The USD rally paused overnight as markets took stock of the 4% rally in DXY since end-Sep. With a busy two weeks ahead, including JOLTS job openings, consumer sentiment, ADP employment, core PCE, and NFP before the US elections and FOMC, the report anticipates two-way trades in USD. The DXY was last at 104.23, with daily momentum remaining bullish but showing signs of fading. Support levels are identified at 103.80, 102.90/103.20, and 101.90, while resistance is at 104.60 and 105.20.

EURUSD: Consolidation

EUR continued to trade near recent lows amid broad USD strength, softer EU data, and dovish ECB speaks, leading markets to price in more dovish expectations. The risk of a Trump outcome also poses a threat of a 10% tariff on all US imports, which may undermine EUR. However, with much negativity already priced in, the report cautions for the risk of a rebound if EU data surprises to the upside. Key data to watch includes 3Q GDP and CPI estimate. EUR was last seen at 1.0810, with momentum remaining bearish but showing signs of fading. Resistance levels are at 1.0830, 1.0870, and 1.0910/30, with support at 1.0780 and 1.0740.

JPY Rates

The report expects another 10-15bps of policy rate hike before year-end, although it may not be delivered this week. The September jobless rate edged down to 2.4% from 2.5% prior, with the job-to-applicant ratio edging up to 1.24 from 1.23 prior. The labour force expanded by 180K from a year ago, with the female labour participation rate at 74.8%. The BoJ previously noted in its July edition of Outlook for Economic Activity and Prices that it will become more difficult for labor supply to increase, with labor force participation of women and seniors having advanced to a high degree thus far. This development is leading to increased tightening of the labour market and is likely to sustain wage growth. The next support for 10Y JGB is seen at 1.09% and then 1.12%.
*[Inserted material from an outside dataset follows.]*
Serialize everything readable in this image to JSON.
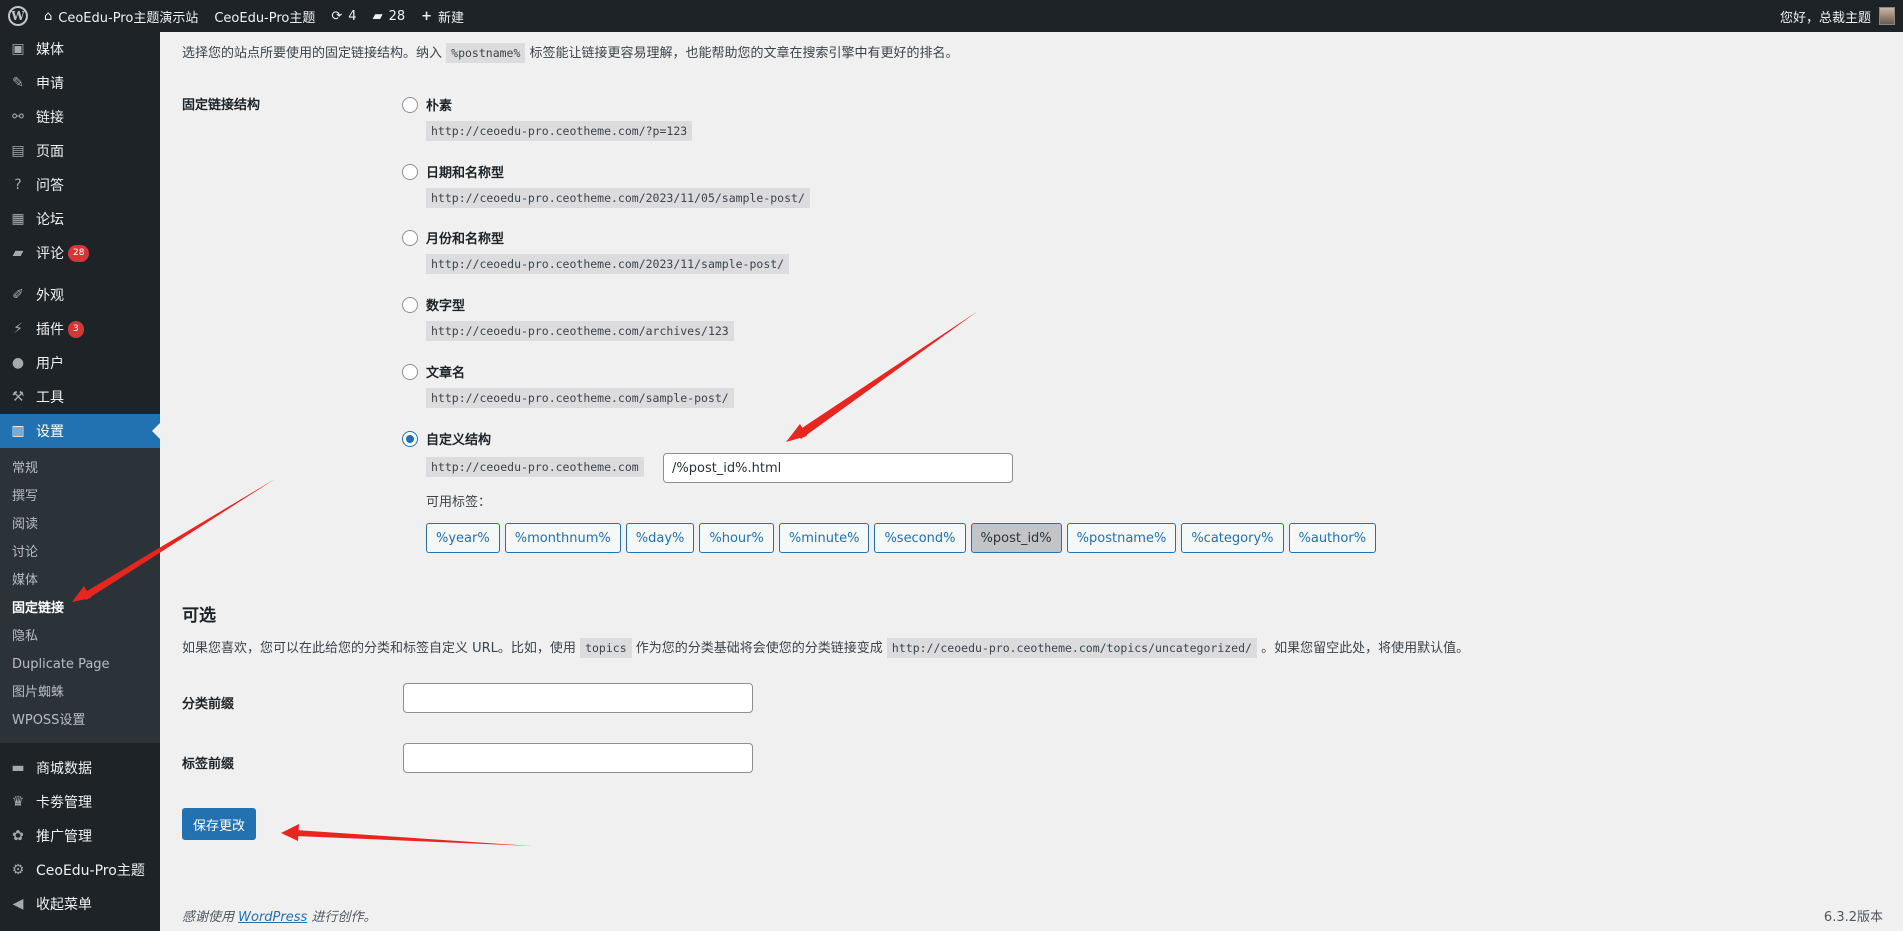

USDJPY: Run-Up Looks Stretched

USDJPY remains better bid following LDP’s first loss in more than a decade. The coalition needs to find partners, which may take a while, resulting in a hung parliament that may face challenges passing policies. Uncertainty may complicate fiscal-monetary policy and weigh on JPY in the interim. The BoJ meeting is likely to be a non-event as policymakers are likely to hold off rate increases until there is greater clarity with government formation and economic policies. The USDJPY was last seen at 153 levels, with bullish momentum on the daily chart intact but RSI showing signs of falling from near overbought conditions. Support levels are at 151.50, 150.60/70, while resistance is at 155 and 156.50.

USDSGD: Consolidate

USDSGD remains better bid, last at 1.3230 levels. Daily momentum remains bullish while RSI is near overbought conditions. Resistance levels are at 1.3290 and 1.3350, with support at 1.3190 and 1.31. The S\$NEER was last at 1.48% above the model-implied mid, with MAS maintaining the status quo on policy stance, implying that S\$NEER strength may linger and only fade at some point when core inflation eases further.

By covering these key points, the OCBC Research Insights report provides a comprehensive overview of the current market dynamics and the expected future trends, making it a valuable resource for investors and market participants.